The 1992 film “A League of Their Own” has a lot to do about most men taking it as a joke when an all-women’s baseball team is started. Even though the team is started to stop Major League Baseball from going under during World War II, men still mock the women trying to make it in the sport.
The Women’s National Basketball League doesn’t get nearly as much coverage as the men’s league and average salaries don’t even reach six figures.
There is an obvious imbalance of men-to-women in professional sports.
It was a huge step for women when Jen Welter was given a position as “assistant coaching intern” for the Arizona Cardinals. Welter is the first woman to ever coach within the NFL.
Just five weeks after Welter’s internship began, it ended.
Welter was brought on as an intern, coaching through the first three preseason games, with the option for the Cardinals to pick her up as a full time coach.
Welter wasn’t offered a position, just like every coaching intern this year.
The fact that Welter wasn’t offered a coaching position isn’t what upsets me, it’s that as women we offer a very unique and effective perspective to sports but are written off because we’re not men.
When sports are male dominated they are told to push, always push past any pain, emotional or physical.
Women can be emotional beings, but it’s an advantage when it comes to playing and coaching sports.
When a problem occurs, women recognize the problem and find healthy ways to deal with it, instead of ignoring it and letting more problems bottle up.
In an interview with Fortune.com Welter talks about the first interaction she had with Cardinal safety Ty Mathieu.
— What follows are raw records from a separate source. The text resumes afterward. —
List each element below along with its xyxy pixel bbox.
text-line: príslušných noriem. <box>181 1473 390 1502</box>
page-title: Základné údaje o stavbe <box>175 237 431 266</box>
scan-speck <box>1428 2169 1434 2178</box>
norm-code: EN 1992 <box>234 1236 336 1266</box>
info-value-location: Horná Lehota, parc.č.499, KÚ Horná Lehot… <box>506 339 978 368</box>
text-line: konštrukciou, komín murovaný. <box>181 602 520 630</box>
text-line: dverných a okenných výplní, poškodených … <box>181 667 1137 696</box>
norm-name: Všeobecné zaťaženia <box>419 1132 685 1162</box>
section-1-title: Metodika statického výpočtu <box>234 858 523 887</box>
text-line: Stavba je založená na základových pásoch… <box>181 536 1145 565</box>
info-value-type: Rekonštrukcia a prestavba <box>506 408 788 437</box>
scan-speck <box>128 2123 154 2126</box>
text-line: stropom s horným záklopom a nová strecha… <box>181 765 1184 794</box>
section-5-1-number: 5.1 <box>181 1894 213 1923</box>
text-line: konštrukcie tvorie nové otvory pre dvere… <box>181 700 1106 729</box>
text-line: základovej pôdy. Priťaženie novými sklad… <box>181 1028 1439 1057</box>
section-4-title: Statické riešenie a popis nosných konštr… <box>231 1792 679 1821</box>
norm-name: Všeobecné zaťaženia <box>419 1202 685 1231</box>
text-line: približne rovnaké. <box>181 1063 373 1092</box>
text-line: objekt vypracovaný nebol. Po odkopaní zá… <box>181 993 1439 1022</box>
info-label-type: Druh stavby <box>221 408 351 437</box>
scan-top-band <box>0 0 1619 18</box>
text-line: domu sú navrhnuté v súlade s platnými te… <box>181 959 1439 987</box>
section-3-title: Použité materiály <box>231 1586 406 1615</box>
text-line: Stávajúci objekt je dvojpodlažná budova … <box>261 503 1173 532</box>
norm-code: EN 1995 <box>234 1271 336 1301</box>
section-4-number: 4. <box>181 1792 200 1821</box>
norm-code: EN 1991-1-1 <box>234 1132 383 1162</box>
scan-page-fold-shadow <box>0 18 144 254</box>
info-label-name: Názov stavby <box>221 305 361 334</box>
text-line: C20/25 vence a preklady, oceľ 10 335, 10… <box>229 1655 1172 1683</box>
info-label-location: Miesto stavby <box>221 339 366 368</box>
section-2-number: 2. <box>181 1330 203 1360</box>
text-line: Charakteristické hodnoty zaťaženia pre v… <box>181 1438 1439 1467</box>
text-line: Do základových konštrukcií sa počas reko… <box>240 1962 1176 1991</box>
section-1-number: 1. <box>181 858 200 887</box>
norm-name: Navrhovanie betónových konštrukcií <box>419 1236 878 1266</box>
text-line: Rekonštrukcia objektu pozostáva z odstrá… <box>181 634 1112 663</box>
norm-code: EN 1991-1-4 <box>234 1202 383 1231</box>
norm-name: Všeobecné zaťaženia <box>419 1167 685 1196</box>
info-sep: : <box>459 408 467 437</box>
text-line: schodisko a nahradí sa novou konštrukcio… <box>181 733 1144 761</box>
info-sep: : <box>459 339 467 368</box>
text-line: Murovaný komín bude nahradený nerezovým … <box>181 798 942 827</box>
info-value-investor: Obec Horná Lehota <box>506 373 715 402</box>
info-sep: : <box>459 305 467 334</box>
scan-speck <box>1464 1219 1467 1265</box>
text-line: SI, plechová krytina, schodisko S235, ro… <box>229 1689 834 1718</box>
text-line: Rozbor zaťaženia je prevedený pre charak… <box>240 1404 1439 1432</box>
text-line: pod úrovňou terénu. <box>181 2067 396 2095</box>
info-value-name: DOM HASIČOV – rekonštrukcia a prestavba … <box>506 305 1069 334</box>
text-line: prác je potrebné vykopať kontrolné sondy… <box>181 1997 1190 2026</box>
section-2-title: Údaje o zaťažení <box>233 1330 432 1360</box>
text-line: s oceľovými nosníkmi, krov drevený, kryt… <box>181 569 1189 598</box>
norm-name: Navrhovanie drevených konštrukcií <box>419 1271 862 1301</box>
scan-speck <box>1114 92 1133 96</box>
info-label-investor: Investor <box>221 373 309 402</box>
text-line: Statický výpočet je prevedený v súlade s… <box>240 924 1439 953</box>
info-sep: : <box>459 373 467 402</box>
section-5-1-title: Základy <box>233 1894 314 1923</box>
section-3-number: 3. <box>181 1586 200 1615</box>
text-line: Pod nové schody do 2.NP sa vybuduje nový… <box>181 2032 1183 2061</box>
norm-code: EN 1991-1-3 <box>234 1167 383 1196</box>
Mathieu wasn’t happy about his previous season, as he frequently struggled with injuries.
Welter sat down with Mathieu and broke down the psychology of injury in athletes.
Welter then quoted Mathieu saying, “Nobody has ever brought that up to me.”
Women bring a fresh perspective to sports.
We will do things in a way that wouldn’t even occur to men because of how differently we are wired.
Welter takes the time to get to know the guys on the team as people instead of just players.
Showing compassion for players is an incredible way to lead a team, whereas male coaches are known for getting in players’ faces and yelling.
This is only an effective teaching method for so long, until everyone gets burned out from all the yelling.
If screaming was an effective teaching method than you would see kindergarten teachers yelling as students get their ABC’s wrong.
Players from the Cardinals came out to the media telling stories of some of Welter’s coaching as well. Before the preseason games Welter coached with the Cardinals she hand-wrote notes for each player and put them in their lockers.
The notes were simple, just reminders of what they’ve talked about in practice, but specific to each player—reminding the smaller guys to rely on their speed, or the bigger guys to use their size to their advantage
I’m not trying to say that coaching sports should be all about emotions and feel-good stuff, but there is a place in athletics for backing away from a situation and assessing every aspect of it and treating players like they are more than their statistics.
Women are just as useful in coaching as men, and I believe if Jen Welter isn’t the woman to prove it then another woman will soon.